Overview
Skills
Job Details
Title: SRE
Duration: Long term Contract
Top Skills' Details
Strong Database design expertise (Cassandra / Vector DB) - Weaviate database administration is ideal.
Hands-on with installation, configuration, scaling.
Kubernetes deployment experience.
Python (code commits) and GitHub exposure.
Familiarity with Weaviate (data vectorization) and Memgraph (graph representation).
Admin / SRE capabilities: monitoring, RAG, and applying security best practices.
Experience Range: 5 7 years with 2 3 quarters of relevant project experience (minimum).
Job Description:
Site Reliability Engineers are responsible and take ownership for reliability, scalability, automation, and other aspects related to uptime and availability of our database services. You will need to have strong skills in following areas:
Understanding of GenAI Foundation Models and Vector DB: Leveraging foundational AI models and Vector database technologies for advanced AI capabilities.

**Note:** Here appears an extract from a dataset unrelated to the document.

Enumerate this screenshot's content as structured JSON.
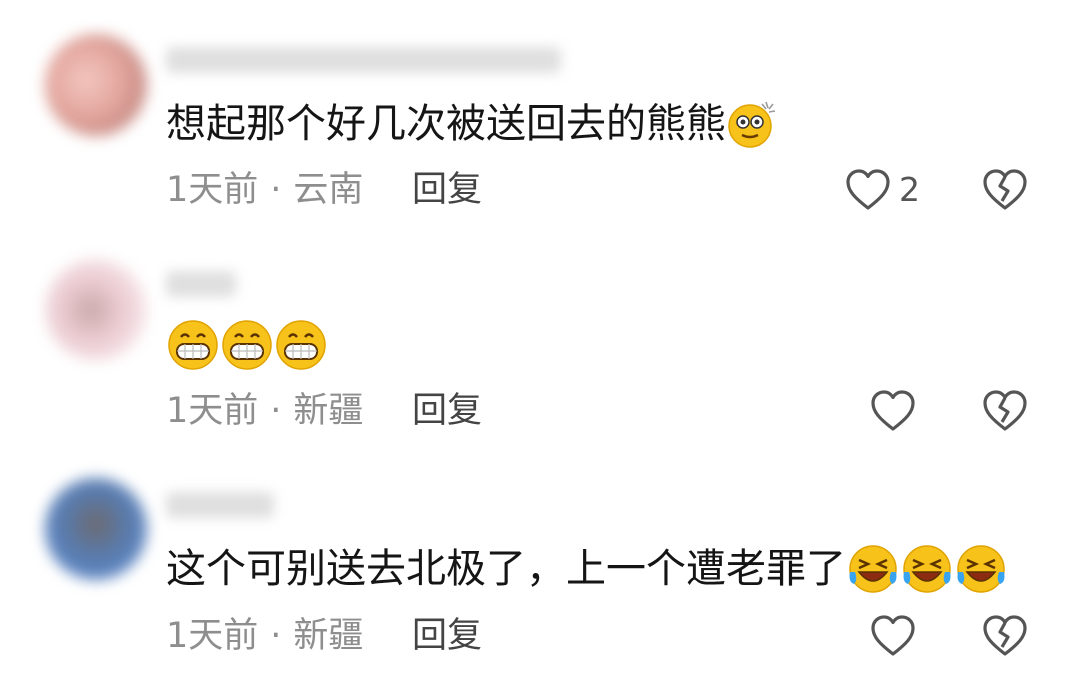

Evaluate different DB technologies for AI and RAG capabilities
Install, configure, and maintain vector databases such as Weaviate, Memgraph, Pinecone, Milvus, etc on hybrid infrastructure platforms
Design and manage embedding storage architectures optimized for high-dimensional vector search.

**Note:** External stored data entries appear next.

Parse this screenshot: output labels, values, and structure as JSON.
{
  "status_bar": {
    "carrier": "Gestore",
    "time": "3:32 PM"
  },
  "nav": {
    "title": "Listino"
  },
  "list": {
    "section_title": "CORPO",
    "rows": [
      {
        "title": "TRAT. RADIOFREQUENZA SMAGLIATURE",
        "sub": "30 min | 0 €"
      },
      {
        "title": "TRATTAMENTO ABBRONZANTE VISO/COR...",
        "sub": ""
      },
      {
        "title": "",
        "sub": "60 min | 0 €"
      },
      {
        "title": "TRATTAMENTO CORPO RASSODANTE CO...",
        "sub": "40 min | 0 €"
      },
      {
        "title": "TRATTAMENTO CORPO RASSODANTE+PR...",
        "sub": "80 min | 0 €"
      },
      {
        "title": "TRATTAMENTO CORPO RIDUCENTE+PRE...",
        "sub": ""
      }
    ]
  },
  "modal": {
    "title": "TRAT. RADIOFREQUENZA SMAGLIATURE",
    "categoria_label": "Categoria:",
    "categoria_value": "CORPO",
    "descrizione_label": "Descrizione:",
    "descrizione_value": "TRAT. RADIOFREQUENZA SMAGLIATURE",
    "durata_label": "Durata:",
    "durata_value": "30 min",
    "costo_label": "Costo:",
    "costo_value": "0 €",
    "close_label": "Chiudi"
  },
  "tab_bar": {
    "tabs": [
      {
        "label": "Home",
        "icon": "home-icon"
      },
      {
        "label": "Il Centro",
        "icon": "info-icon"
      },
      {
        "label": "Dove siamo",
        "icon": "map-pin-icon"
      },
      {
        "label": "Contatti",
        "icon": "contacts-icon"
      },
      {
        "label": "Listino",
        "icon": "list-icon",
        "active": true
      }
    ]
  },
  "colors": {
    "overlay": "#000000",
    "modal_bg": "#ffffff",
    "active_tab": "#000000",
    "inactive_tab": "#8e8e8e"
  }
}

Monitor and improve the performance and scalability of vector databases for large-scale deployments.
Manage data ingestion, indexing strategies (e.g. HNSW, IVF, Annoy), and re-indexing tasks.

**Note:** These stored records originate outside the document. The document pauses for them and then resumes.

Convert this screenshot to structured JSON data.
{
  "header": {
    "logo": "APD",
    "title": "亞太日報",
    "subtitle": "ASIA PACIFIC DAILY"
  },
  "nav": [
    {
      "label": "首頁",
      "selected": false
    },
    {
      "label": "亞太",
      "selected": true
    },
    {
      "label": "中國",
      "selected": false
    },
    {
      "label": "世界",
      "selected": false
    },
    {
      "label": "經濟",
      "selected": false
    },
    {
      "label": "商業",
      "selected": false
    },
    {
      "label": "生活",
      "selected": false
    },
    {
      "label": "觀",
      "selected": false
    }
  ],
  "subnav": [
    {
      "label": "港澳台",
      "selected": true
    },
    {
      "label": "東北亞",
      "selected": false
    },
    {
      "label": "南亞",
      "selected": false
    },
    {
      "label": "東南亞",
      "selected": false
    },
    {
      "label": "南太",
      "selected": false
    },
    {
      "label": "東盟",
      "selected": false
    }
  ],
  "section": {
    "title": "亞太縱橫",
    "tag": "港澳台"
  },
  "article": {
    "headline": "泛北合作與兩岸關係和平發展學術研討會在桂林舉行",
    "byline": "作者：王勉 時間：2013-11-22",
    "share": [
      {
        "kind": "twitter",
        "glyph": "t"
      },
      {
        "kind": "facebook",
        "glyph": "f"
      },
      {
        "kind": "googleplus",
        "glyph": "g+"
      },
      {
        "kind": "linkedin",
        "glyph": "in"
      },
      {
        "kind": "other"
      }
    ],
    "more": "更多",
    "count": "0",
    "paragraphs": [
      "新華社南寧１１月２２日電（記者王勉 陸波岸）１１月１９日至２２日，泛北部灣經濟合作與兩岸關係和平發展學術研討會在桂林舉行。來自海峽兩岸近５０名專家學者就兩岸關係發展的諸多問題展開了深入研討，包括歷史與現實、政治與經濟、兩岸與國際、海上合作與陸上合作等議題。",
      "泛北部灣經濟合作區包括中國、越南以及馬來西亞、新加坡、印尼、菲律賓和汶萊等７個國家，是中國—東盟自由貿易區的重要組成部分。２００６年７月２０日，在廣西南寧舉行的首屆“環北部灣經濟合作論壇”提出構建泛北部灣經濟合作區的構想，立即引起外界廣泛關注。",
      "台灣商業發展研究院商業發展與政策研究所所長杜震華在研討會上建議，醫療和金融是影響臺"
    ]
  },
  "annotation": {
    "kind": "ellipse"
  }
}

Ensure data consistency, replication, backups, and disaster recovery plans are in place.
Implement security best practices including access controls, encryption, and audit logging.
Collaborate with AI/ML and data engineering teams to integrate vector databases with NLP, CV, and recommendation system pipelines; assess large and varied data sources and help development teams design RAG applications.
Document configurations, architecture decisions, and operational procedures.
Knowledge and ability to thrive in an Agile DevOps environment; responsibility to manage database availability, scalability and reliability with an automation approach.